An information charged defendant with one count of assault by means likely to cause great bodily injury (Pen. Code, § 245)[1] and robbery (§ 211). As to the assault charge, the information alleged a great bodily injury enhancement. (§ 12022.7, subd. (a).) The information further alleged five aggravating circumstances.
The victim, R.S.,[2] saw defendant dumping concrete from a trailer connected to a pickup truck into an open field area. R.S. pulled her car over directly in front of defendant's truck and began filming him. She intended to get his license plate number and report him for illegal dumping. R.S. noticed defendant did not have a front license plate, so she moved her car to the side of the road and waited for defendant to leave the area so she could get his license information from the rear plate. Defendant and R.S. made eye contact and defendant continued dumping concrete. When defendant finished, he "flipped off" R.S. before getting in his truck and leaving. R.S. followed defendant in her car writing down defendant's license plate information.
After traveling a "[c]ouple hundred yards" defendant blocked the road with his truck and trailer so that R.S could not pass. Defendant then "got out of his truck grabbed a trailer hitch," and asked R.S., "Do you want to fuck with me?" He approached the driver's side of R.S.'s car and again asked, "[d]o you want to fuck with me?" R.S. replied, "no," and explained she was going to report him for illegal dumping.
Defendant walked around R.S.'s car and temporarily disappeared into a ditch before he "popped up" on the passenger side, reached into the car, unlocked the door, got into the car, and attempted to take R.S.'s car keys and phone. While attempting to take the keys from the ignition, defendant grabbed R.S.'s right arm and twisted, which caused her skin to tear. Defendant took the keys out of the ignition, took R.S.'s phone, left the car, and threw the phone inside his trailer.

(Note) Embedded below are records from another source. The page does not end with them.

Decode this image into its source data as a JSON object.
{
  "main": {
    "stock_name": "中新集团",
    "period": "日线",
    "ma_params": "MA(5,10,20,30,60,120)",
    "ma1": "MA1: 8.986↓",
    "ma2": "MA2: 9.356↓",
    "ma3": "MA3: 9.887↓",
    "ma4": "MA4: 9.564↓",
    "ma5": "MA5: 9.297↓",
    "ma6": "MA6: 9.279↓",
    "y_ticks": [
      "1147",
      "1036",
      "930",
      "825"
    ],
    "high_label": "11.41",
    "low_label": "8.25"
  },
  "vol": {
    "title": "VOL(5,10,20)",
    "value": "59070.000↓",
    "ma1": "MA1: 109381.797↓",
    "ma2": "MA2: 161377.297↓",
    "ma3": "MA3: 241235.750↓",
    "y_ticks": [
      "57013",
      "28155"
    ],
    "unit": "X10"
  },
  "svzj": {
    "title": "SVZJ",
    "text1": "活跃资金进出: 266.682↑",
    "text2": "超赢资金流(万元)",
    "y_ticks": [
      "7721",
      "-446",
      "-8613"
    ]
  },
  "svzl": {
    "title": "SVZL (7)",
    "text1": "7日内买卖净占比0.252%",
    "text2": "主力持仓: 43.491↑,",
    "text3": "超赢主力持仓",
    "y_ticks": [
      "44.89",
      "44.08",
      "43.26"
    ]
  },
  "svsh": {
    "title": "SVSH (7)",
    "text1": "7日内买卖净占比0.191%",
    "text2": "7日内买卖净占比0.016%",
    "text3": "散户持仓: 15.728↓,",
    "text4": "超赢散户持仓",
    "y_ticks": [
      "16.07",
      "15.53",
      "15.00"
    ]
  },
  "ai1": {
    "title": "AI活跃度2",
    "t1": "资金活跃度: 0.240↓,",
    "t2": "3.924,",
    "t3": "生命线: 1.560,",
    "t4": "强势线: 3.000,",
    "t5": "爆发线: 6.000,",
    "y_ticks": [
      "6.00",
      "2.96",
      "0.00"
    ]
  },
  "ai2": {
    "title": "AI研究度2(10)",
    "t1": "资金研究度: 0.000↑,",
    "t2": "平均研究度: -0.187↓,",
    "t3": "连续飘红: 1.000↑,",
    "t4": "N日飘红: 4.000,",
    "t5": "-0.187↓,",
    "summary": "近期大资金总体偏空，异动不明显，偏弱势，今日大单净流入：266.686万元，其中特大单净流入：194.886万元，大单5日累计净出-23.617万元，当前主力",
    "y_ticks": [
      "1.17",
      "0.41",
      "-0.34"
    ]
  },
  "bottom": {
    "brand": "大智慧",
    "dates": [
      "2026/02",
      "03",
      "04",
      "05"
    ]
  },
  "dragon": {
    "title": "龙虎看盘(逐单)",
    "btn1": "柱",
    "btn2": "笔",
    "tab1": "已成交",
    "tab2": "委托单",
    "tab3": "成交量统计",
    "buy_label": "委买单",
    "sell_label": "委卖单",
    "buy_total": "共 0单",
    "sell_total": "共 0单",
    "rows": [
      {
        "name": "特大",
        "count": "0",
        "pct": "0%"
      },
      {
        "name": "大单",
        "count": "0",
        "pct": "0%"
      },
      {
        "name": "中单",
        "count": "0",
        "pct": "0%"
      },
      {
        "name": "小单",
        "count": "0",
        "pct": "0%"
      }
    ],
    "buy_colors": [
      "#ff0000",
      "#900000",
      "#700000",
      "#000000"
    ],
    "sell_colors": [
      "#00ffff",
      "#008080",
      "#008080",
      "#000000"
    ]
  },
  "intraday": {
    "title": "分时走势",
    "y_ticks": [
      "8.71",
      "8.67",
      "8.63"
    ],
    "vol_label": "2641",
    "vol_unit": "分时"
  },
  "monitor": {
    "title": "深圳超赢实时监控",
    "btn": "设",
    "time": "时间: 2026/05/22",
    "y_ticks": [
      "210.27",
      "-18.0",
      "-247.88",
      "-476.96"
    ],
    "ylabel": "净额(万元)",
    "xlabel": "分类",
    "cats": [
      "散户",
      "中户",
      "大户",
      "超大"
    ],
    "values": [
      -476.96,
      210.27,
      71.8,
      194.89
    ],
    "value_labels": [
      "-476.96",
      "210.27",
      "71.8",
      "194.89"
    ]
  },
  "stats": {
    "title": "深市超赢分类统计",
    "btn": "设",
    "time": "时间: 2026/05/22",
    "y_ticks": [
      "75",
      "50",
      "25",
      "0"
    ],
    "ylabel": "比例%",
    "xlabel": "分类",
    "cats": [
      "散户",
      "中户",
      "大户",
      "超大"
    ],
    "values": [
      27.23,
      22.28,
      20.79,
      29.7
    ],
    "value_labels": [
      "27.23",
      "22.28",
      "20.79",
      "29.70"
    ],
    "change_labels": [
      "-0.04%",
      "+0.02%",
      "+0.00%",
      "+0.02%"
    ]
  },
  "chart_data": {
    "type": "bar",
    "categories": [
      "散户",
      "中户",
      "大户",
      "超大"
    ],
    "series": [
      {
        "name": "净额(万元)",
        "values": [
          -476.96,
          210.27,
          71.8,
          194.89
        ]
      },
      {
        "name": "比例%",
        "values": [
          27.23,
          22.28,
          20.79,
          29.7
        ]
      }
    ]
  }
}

R.S. got out of her car and jumped into the trailer to get her keys and phone back. Defendant followed R.S. into the trailer and moved toward R.S. "like a bulldog." R.S. backed away from defendant and lay down on her back to use her feet defensively because she was afraid defendant was going to hurt her. Defendant grabbed R.S. by the clothes, raised her to his chest or face level, and threw R.S. out of the trailer with "a move that a wrestler would make." The trailer walls were approximately two feet high. The distance from the top of the trailer walls, from where defendant threw R.S., to the ditch where she landed was approximately six to eight feet. At the time, defendant weighed 230 pounds and was six feet tall, R.S. weighed approximately 150 pounds and was five feet one inch tall.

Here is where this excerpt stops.